Berlin. Der geplante Einsatz von Bundeswehrsoldaten in Awacs-Aufklärungsflugzeugen über der Türkei wird möglicherweise zum Fall für das Bundesverfassungsgericht. Linke und Grüne wollen Klagen wegen einer mangelnden Beteiligung des Bundestags an der Entscheidung prüfen. Die Grünen verwiesen auf einen Präzedenzfall von 2008: Damals hatten die Karlsruher Richter den Awacs-Einsatz über der Türkei während des Irak-Kriegs für zustimmungspflichtig erklärt. Die Bundesregierung will die Entscheidung trotzdem nicht dem Parlament überlassen, da aus ihrer Sicht keine Gefahr besteht, dass die Soldaten in eine bewaffnete Auseinandersetzung verwickelt werden. Nur in solchen Fällen ist ein Bundestagsmandat zwingend.
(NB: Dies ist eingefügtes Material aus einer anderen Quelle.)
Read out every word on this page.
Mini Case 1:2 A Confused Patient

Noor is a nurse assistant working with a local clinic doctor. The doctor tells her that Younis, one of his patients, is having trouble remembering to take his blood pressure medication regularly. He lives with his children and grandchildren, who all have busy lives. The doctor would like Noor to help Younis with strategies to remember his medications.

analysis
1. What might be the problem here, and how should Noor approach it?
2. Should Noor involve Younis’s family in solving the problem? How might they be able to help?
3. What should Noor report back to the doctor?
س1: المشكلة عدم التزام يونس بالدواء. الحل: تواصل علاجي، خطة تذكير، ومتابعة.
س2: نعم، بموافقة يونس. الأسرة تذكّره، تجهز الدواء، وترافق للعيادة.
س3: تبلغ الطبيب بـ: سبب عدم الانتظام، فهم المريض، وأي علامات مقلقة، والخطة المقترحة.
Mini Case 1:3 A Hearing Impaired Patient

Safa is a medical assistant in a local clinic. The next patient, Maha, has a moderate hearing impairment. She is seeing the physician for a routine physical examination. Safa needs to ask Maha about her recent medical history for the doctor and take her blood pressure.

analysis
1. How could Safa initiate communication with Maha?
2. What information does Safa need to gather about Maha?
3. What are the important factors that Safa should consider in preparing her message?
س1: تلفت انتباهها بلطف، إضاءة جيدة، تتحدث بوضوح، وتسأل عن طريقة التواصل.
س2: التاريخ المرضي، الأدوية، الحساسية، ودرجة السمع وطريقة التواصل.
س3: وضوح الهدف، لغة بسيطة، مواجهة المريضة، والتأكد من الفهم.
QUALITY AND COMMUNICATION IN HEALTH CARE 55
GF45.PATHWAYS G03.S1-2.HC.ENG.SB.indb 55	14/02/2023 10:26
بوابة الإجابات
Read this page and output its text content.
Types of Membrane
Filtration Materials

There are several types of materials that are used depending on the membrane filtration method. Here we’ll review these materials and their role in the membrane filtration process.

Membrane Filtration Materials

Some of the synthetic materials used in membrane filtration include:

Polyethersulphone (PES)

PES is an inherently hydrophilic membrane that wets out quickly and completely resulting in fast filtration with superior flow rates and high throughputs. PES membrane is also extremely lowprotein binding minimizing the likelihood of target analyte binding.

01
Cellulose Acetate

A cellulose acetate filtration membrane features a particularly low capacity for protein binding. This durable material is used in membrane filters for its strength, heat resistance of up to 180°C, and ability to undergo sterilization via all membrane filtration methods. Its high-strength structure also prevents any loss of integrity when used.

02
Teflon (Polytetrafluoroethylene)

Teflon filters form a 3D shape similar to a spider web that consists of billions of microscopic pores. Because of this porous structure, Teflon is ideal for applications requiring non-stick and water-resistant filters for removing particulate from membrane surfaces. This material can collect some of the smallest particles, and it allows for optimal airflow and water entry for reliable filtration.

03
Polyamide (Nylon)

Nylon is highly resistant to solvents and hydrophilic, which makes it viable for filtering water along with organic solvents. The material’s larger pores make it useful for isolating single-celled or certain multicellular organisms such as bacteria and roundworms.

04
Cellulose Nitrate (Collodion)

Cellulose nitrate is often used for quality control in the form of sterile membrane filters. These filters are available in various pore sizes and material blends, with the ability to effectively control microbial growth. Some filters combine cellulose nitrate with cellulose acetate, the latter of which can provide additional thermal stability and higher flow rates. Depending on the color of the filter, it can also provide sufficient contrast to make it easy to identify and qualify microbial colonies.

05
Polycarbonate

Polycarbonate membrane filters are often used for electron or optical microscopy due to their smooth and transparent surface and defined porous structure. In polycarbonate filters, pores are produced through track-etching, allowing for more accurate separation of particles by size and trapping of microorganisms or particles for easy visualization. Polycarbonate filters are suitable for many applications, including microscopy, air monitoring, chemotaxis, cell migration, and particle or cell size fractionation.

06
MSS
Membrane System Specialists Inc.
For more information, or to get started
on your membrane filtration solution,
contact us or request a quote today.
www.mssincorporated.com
Linksfraktionschefin Sahra Wagenknecht sagte dazu: "Die Aussage der Bundesregierung, dass ein Einsatz von Waffengewalt nicht zu erwarten ist, ist ... nur ein Vorwand, um die Parlamentsbeteiligung zu umgehen." Im Interview mit der dpa setzte Wagenknecht zudem die von der Bundeswehr unterstützten Luftangriffe in Syrien mit den Terroranschlägen in Paris gleich. "Natürlich ist es kein geringeres Verbrechen, unschuldige Zivilisten in Syrien mit Bomben zu ermorden, als in Pariser Restaurants und Konzerthäusern um sich zu schießen", sagte sie. "Das eine ist individueller, das andere staatlich verantworteter Terror." Der SPD-Verteidigungsexperte Rainer Arnold kritisierte die Äußerung scharf. "Es wird immer maßloser, wie die Linke mit diesen Themen umgeht", sagte er.